This test is to check different cutting directions found in RhiCAM the Climb toolpath Down cut Mill, Conventional toolpath Upcut Mill, and Mixed toolpath. The results shows that the mixed cutting between climb and conventional has a better result than the other options. The mixed option in RhinoCAM alternates the cutting direction between each parallel plane.
test1 test1

Test 2-B:

In this test we designed a 100 x 100 mm square, with a smaller square inside of it 70 x 70 mm, and a circle of diameter 100 mm with a smaller one inside of diameter 70 mm.
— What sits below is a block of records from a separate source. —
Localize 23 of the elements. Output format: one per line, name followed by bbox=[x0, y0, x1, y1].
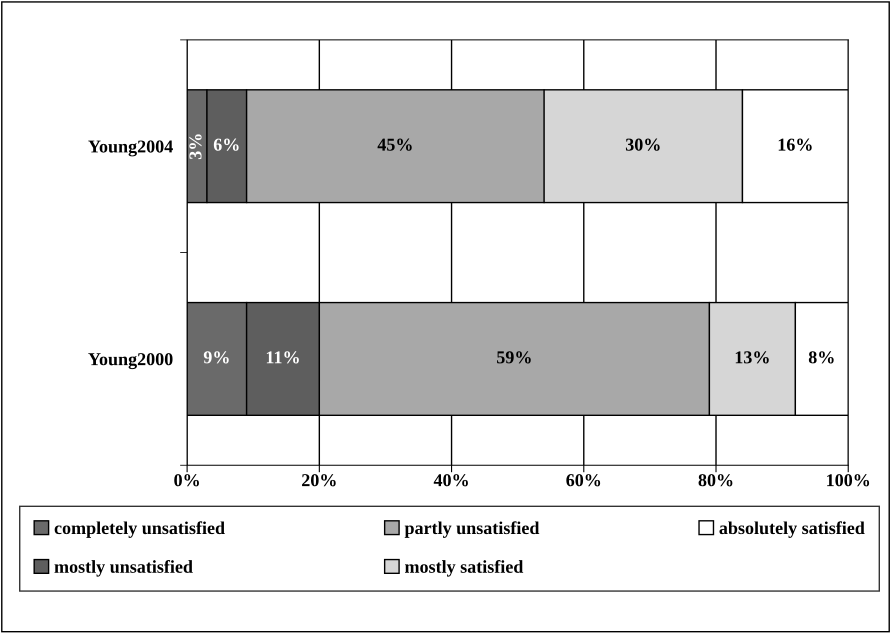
data-label: 9% bbox=[204, 351, 229, 364]
data-label: 30% bbox=[626, 138, 660, 151]
data-label: 3% bbox=[189, 134, 202, 160]
x-tick-label: 40% bbox=[434, 474, 468, 486]
data-label: 8% bbox=[808, 351, 834, 364]
legend-label: completely unsatisfied bbox=[54, 521, 225, 538]
legend-label: absolutely satisfied bbox=[719, 521, 865, 538]
x-tick-label: 100% bbox=[827, 474, 870, 486]
x-tick-label: 60% bbox=[566, 474, 600, 486]
legend-label: mostly satisfied bbox=[404, 560, 524, 577]
data-label: 59% bbox=[497, 351, 531, 364]
x-tick-label: 20% bbox=[302, 474, 336, 486]
data-label: 11% bbox=[266, 351, 299, 364]
legend-label: partly unsatisfied bbox=[404, 521, 540, 538]
y-tick-label: Young2004 bbox=[88, 140, 173, 156]
legend-label: mostly unsatisfied bbox=[54, 560, 193, 577]
data-label: 6% bbox=[214, 138, 239, 151]
data-label: 45% bbox=[378, 138, 412, 151]
y-tick-label: Young2000 bbox=[88, 353, 173, 370]
data-label: 13% bbox=[736, 351, 769, 364]
x-tick-label: 0% bbox=[174, 474, 199, 486]
x-tick-label: 80% bbox=[698, 474, 732, 486]
data-label: 16% bbox=[778, 138, 812, 151]
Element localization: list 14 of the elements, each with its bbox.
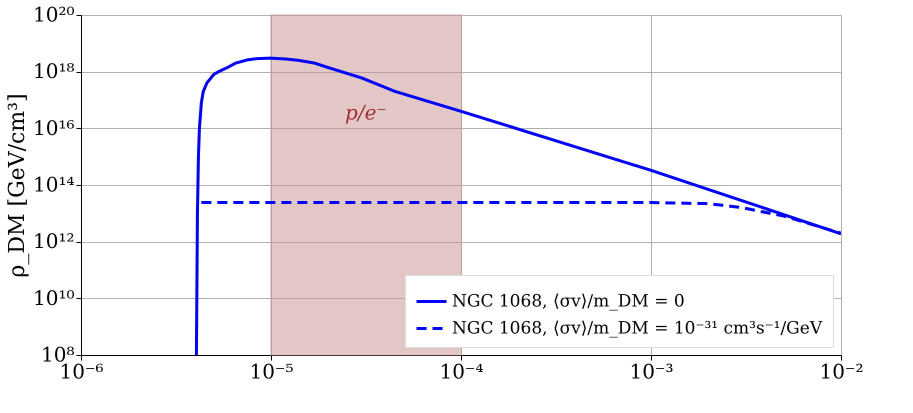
x-tick-label: 10⁻⁴	[439, 360, 484, 384]
y-tick-label: 10¹⁴	[33, 172, 74, 196]
y-tick-label: 10¹⁰	[33, 286, 74, 310]
y-axis-title: ρ_DM [GeV/cm³]	[5, 93, 30, 278]
y-tick-label: 10²⁰	[33, 2, 74, 26]
x-tick-label: 10⁻³	[629, 360, 674, 384]
y-tick-label: 10¹⁶	[33, 116, 74, 140]
x-tick-label: 10⁻²	[819, 360, 864, 384]
legend-label: NGC 1068, ⟨σv⟩/m_DM = 10⁻³¹ cm³s⁻¹/GeV	[452, 318, 823, 338]
y-tick-label: 10¹²	[33, 229, 74, 254]
y-tick-label: 10¹⁸	[33, 59, 74, 84]
legend-label: NGC 1068, ⟨σv⟩/m_DM = 0	[452, 292, 685, 312]
x-tick-label: 10⁻⁵	[249, 360, 294, 384]
band-label: p/e⁻	[345, 100, 387, 125]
The results for the squares after cutting were the same dimensions and we didn't need to adjust anything in the file.
test2
The result for the circles the 100 mm after cutting were 98 mm and the 70 mm were 69 mm.
test2
As a result we need to increase the diameters by 1 or 2 mm.

Test 2-C:

In this test we tried the pocketing option the rectangles are 30 x 20 mm and after cutting the result was 28 x 18 mm.
As a result we need to increase the dimensions in the file 2 mm from each side to have perfect results.

test3

In this test the openings are 20 x 20 mm and after cutting we had the same results but the joint didn’t fit so we need to increase the dimensions of one side by 1 or 2 mm.

test3